Calgary,
08
April
2019
|
13:04
America/Denver

It happened in Calgary: A look at what Calgary may have looked like according to a 1914 plan

Imagine a Calgary with Euro-style, monumental buildings, radial roads and boat docks along an elaborate boardwalk in the centre of the city. That was the original plan in 1914.

The forward-thinking city of 80,000 was hungry for growth and was the first in the Dominion to adopt city planning. Accordingly, in 1913, Englishman Thomas H. Mawson, a landscape architect and urban planner, was hired for the sum of $6,000 (about $130,000 in today’s dollars) as City Planner. He was asked to prepare a preliminary but comprehensive development plan for Calgary.

The members of the Calgary City Planning Commission were drawn to Mawson’s work as a landscape architect because he was an advocate of the “City Beautiful” movement which aligned with their own vision for Calgary. In Mawson’s plan, Calgary would have embarked on a grandiose and expensive program of development. Mawson’s plan set out a well-defined path for Calgary’s growth and layout that would have seen Calgary take on a distinctly European appearance in its architecture. Other ideas Mawson put forward included wider streets and narrower sidewalks to improve traffic flow, increased use the natural environment for park space, additional space for performing arts and an elaborate civic centre complete with a boating reach.

At the time, Mawson explained his ambitious blueprint for a future Calgary saying it captured its beauty and the viability of its people. He explained it may seem “a little absurd” to those who had never experienced Calgary to see it as “a city of the future.” But he added that “no one can live, even for a short time, among you without being impressed with the genuineness as well as the practicability of the spirit of optimism which pervades your lives and all you do.”

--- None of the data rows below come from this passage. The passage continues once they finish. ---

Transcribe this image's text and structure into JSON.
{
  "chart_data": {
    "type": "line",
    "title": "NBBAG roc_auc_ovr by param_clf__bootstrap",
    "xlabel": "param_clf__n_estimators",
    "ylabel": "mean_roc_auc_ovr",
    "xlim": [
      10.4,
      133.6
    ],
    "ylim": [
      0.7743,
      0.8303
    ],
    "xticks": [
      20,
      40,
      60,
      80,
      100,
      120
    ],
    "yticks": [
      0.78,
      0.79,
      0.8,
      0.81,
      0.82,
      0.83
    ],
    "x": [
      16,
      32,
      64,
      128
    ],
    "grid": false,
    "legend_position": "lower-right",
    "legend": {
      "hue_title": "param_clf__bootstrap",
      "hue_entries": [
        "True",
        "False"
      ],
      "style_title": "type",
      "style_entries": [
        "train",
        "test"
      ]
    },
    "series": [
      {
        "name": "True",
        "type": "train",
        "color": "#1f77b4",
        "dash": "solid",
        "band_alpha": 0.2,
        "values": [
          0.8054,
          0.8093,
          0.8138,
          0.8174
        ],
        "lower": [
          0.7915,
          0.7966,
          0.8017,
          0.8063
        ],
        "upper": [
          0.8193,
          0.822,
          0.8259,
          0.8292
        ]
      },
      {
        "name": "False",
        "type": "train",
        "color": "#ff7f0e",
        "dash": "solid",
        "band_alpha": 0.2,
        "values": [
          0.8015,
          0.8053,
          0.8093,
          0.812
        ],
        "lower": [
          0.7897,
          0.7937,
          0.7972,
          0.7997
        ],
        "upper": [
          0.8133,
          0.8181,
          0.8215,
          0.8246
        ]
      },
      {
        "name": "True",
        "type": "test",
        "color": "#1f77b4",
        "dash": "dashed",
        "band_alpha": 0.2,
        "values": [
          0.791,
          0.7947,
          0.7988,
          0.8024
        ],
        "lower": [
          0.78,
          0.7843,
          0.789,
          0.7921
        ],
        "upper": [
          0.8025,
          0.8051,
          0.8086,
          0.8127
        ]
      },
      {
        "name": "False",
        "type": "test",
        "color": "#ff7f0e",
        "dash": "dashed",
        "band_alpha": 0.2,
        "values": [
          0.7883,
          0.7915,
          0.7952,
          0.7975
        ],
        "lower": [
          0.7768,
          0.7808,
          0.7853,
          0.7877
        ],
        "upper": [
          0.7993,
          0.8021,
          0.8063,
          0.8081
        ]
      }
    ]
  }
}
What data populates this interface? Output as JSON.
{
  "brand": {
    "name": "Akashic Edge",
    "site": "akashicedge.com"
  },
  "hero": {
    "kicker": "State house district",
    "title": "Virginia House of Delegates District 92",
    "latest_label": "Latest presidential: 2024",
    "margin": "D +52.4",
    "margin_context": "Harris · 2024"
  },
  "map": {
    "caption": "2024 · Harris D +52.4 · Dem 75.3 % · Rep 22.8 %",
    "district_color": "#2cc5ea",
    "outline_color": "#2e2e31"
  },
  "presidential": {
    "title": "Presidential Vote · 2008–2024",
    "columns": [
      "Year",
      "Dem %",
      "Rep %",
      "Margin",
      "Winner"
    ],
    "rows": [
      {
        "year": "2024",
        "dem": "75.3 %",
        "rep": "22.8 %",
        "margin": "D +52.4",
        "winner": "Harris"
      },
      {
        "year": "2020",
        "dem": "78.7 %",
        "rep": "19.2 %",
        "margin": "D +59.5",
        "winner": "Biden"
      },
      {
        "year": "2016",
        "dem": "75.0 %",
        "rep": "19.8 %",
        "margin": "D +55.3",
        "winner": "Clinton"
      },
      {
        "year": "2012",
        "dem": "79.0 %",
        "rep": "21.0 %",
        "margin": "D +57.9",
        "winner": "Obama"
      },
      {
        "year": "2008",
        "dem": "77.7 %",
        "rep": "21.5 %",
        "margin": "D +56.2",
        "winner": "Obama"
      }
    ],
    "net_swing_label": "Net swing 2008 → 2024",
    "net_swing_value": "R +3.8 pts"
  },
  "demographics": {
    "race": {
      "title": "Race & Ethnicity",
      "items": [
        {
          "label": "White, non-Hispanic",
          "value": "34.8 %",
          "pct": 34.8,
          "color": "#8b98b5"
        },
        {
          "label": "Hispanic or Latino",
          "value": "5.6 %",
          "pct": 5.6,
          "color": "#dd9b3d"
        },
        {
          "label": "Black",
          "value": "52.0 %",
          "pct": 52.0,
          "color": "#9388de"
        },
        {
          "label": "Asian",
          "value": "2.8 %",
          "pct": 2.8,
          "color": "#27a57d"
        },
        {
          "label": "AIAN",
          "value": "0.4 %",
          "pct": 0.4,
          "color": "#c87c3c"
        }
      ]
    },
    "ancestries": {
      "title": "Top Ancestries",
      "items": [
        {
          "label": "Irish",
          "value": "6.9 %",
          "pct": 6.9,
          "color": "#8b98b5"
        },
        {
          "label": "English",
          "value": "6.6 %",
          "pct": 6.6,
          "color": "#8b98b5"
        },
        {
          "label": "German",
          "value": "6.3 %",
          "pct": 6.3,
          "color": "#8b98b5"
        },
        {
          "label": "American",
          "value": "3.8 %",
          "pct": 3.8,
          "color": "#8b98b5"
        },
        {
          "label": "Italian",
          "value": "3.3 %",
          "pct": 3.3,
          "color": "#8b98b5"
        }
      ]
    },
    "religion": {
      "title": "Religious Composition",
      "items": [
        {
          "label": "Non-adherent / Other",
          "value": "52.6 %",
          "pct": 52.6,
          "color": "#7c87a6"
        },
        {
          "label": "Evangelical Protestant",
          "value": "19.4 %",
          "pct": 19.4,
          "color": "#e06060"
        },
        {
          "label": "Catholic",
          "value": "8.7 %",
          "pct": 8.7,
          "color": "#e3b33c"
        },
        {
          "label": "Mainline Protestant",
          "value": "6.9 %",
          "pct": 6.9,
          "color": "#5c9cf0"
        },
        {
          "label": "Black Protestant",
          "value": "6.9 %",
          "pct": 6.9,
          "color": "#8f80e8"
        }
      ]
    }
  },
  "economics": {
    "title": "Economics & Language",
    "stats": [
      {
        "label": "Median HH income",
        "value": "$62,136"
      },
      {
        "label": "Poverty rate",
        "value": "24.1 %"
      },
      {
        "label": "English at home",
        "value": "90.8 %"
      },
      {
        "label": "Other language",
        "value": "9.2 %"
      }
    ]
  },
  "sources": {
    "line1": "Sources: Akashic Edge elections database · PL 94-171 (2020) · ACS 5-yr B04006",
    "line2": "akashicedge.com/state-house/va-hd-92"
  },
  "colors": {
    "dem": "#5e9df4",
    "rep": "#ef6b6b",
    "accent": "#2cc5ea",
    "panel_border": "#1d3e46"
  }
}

His plan was presented to Calgary City Planning Commission in April of 1914 and to City Council later that summer. The timing was not ideal, however, as the outbreak of the First World War and concerns about costs – estimated to be upwards of $10 million (about $221 million in today’s dollars) – prevented the immediate implementation of any of Mawson's ideas. As such, the plan was quickly abandoned and subsequently lost.

It resurfaced more than 60 years later after it was found during renovations at a residential garage in 1970’s.

Today, the Mawson Plan remains one of the most popular early documents from Calgary's history because of the grandiose and optimistic vision it outlined. An award that bears Mawson’s name is handed out each year to toast urban design excellence and creativity as part of the Mayor’s Urban Design Awards.